2018 Presenter Spotlight: Thom Caraway

Thom Caraway has been writing poems since he was in high school, and has pursued writing as a calling for the last 20 years. He has an MFA in creative writing from Eastern Washington University and a PhD in English Literature from the University of North Dakota. His poems and short fiction have appeared in numerous magazines and other publications, including Ascent, Redivider, Ruminate, Smartish Pace, and Sugar House Review. His books include A Visitor's Guide to North Dakota, No Secrets to Sell, and What the Sky Lacks, forthcoming from Korrectiv Press. He is also the publisher of Sage Hill Press (which published, most recently, former state poet laureate Tod Marshall's anthology WA129) and the editor of Rock & Sling, a journal of witness, published by Whitworth University, where Thom has taught since 2008. From 2013-2015, he served as the poet laureate of Spokane. In 2017, he helped found, and continues to operate, Millwood Print Works, a community-based letterpress and serigraphy shop.

Thom Caraway will share two presentations: Writing Your Life: Making Personal Poems and Writing What the World Gives You: Found, Constructed, and Collage Poems. Thom Caraway’s class descriptions are provided below:


Writing Your Life: Making Personal Poems. The first advice many writers receive is "Write what you know," and what do you know better than your own life? Writers from Chaucer and Wordsworth, to Plath and Oliver have mined the details of their own experiences to write libraries of great books. But how does one go about it? What details are compelling and how do we render them in such a way that they'll matter to other readers? In this workshop we'll explore some of those questions and work through a series of exercises that will help you produce a file of raw material to draw from later, as well as complete one fully drafted poem.

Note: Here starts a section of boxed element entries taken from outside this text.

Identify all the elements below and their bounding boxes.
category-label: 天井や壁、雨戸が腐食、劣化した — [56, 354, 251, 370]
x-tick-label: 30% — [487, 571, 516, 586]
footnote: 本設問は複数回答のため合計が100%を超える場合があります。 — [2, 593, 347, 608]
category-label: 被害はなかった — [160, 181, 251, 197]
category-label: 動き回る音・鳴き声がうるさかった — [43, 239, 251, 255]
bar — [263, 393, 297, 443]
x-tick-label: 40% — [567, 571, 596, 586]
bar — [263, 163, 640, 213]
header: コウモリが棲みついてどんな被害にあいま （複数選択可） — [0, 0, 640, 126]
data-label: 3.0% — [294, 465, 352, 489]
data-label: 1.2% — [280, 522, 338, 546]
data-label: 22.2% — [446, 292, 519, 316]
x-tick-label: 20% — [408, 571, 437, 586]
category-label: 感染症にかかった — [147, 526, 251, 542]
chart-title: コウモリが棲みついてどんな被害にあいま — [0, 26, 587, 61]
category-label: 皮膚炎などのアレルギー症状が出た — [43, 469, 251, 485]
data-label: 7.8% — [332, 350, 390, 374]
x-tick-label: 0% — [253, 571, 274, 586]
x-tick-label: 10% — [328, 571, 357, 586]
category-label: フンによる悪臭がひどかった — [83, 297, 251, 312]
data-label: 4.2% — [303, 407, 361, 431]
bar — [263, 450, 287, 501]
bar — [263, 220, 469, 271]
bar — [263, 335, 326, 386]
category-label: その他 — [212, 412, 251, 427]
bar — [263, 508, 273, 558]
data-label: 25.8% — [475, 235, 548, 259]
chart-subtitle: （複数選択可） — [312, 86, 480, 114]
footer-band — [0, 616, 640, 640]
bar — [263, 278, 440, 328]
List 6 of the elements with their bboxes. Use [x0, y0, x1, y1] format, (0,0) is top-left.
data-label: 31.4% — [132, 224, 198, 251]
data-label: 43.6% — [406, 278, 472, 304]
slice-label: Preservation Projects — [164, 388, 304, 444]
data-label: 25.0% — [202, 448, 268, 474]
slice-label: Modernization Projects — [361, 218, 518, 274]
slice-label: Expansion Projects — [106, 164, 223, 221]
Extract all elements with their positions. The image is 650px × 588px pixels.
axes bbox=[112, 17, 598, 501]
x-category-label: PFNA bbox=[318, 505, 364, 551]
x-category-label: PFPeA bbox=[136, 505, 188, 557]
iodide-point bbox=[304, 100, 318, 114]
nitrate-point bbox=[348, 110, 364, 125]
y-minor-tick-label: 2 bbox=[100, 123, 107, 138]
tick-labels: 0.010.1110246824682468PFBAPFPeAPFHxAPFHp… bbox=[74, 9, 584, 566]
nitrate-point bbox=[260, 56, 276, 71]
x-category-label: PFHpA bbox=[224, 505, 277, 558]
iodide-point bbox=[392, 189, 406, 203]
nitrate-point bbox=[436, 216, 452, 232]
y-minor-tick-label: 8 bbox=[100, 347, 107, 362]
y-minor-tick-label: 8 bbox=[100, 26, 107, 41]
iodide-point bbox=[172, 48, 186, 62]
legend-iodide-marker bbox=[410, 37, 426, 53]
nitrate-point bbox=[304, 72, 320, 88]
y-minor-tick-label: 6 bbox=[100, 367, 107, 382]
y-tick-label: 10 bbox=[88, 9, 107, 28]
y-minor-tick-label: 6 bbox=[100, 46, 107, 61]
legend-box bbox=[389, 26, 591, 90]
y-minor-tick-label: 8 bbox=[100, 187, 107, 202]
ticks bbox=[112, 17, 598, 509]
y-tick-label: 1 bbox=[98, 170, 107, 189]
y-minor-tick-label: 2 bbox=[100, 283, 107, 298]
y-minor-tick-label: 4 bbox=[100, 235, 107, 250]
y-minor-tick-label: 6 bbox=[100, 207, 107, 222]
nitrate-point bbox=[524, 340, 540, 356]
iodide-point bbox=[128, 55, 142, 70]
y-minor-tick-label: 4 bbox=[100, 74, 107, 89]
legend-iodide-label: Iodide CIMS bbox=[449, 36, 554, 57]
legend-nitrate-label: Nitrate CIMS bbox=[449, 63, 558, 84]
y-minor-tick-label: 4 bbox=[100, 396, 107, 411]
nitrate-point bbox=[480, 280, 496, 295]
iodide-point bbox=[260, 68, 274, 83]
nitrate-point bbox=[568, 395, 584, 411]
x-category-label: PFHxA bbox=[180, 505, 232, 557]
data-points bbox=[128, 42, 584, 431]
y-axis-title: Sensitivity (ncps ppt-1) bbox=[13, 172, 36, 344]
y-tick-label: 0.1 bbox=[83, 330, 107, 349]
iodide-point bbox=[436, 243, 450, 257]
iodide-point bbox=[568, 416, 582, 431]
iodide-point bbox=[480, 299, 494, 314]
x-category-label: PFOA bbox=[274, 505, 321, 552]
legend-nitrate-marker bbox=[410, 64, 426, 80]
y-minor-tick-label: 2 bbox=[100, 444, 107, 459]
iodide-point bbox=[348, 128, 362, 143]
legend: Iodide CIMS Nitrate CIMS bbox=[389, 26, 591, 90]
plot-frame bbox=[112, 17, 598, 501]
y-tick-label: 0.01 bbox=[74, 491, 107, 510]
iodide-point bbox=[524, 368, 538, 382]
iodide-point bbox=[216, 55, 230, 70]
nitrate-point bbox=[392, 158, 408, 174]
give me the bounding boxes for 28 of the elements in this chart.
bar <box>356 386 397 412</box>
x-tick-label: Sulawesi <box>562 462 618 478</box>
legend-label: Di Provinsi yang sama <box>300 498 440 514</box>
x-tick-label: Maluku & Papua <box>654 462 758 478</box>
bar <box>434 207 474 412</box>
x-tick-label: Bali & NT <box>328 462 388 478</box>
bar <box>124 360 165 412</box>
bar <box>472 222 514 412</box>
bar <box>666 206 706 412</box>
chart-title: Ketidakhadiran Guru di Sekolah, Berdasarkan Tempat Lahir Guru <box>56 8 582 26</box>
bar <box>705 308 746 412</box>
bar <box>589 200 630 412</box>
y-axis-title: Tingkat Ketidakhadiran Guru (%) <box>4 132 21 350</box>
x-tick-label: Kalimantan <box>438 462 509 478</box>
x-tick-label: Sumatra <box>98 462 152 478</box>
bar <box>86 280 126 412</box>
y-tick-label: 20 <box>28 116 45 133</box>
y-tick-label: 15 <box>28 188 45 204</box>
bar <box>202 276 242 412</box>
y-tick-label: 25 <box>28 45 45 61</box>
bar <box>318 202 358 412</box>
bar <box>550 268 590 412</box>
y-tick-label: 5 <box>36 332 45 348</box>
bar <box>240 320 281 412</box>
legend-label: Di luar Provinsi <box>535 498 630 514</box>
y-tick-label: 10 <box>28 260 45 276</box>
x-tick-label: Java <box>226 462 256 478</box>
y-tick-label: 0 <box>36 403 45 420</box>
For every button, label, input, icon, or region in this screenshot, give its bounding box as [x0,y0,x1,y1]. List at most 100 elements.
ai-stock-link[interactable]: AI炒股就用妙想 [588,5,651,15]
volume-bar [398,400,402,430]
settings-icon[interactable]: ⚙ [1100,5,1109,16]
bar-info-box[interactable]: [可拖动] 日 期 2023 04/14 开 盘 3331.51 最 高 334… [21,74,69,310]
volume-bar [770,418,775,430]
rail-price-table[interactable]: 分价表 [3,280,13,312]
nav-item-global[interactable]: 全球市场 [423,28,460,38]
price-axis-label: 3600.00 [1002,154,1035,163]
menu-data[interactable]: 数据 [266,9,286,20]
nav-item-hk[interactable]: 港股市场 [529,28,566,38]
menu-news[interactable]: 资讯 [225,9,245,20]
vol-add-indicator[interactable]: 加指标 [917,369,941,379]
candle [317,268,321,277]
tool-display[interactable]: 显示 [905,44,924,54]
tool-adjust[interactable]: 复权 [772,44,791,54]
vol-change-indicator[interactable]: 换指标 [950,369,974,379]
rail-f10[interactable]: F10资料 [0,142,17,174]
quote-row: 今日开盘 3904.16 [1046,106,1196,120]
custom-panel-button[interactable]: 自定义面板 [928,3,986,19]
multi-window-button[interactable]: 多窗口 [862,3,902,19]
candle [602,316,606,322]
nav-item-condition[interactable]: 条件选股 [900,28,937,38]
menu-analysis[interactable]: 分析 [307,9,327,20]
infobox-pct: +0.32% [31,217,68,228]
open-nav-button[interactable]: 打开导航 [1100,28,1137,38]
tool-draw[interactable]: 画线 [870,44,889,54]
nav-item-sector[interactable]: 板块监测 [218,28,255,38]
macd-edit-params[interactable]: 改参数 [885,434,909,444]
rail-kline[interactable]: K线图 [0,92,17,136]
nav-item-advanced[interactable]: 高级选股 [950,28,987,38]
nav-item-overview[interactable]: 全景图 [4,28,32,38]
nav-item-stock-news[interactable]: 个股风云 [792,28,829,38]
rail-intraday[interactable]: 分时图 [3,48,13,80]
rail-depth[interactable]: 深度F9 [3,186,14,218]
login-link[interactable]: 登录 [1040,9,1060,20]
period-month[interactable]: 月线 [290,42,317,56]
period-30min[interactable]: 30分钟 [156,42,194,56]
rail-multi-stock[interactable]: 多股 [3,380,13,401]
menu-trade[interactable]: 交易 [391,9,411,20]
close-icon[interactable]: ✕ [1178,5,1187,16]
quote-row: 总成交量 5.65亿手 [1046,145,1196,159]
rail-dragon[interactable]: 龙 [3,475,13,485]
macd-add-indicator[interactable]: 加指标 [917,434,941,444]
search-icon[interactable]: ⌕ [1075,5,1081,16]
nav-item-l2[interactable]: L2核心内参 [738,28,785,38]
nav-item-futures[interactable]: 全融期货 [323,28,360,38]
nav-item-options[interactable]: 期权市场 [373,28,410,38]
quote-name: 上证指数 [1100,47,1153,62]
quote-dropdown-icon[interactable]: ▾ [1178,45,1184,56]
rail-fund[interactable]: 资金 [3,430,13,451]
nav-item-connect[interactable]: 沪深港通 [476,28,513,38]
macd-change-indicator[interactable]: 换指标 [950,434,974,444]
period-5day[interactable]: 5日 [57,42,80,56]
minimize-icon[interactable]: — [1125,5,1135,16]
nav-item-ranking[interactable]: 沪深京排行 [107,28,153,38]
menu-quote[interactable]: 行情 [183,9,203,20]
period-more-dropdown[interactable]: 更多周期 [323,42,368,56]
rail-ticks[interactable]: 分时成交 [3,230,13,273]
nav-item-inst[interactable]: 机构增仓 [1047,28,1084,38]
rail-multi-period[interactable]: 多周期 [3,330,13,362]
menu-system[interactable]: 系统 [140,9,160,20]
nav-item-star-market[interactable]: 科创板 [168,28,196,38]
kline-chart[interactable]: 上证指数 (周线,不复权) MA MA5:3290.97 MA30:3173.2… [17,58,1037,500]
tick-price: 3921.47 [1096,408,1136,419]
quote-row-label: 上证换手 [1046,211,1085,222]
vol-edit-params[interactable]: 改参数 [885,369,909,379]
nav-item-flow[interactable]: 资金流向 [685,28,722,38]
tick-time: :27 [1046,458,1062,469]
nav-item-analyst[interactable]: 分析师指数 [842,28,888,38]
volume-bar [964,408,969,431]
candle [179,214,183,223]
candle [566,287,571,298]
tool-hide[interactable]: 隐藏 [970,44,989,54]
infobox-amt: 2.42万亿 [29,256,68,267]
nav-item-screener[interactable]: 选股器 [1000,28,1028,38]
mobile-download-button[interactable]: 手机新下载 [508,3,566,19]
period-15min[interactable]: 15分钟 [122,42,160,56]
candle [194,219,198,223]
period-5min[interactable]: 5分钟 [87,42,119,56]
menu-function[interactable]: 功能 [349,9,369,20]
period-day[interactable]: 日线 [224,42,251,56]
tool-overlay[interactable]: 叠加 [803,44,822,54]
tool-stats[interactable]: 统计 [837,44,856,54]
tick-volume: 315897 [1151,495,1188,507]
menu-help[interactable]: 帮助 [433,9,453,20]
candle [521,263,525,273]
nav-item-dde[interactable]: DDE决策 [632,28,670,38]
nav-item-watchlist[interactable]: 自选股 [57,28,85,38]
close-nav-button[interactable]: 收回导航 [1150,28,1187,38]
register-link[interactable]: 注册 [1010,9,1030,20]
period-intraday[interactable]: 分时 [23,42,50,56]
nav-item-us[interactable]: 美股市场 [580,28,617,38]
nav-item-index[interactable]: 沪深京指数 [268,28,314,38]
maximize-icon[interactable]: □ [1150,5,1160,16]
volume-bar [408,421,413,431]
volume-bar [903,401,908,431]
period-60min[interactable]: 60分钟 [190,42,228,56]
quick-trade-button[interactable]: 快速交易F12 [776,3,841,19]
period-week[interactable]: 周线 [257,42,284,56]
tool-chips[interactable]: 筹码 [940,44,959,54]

Writing What the World Gives You: Found, Constructed, and Collage Poems. Writer's block can be a frustrating obstacle for many writers. One strategy to overcome it is by using words that are already in the world. From blackout to whiteout, collage to pastiche, there are many ways to use existing materials to create original, new, and exciting work. In this workshop, we'll explore many of these techniques and using sharpies, white-out, scissors, and glue, we'll build a number of found poems, and discuss what makes these poems more or less successful.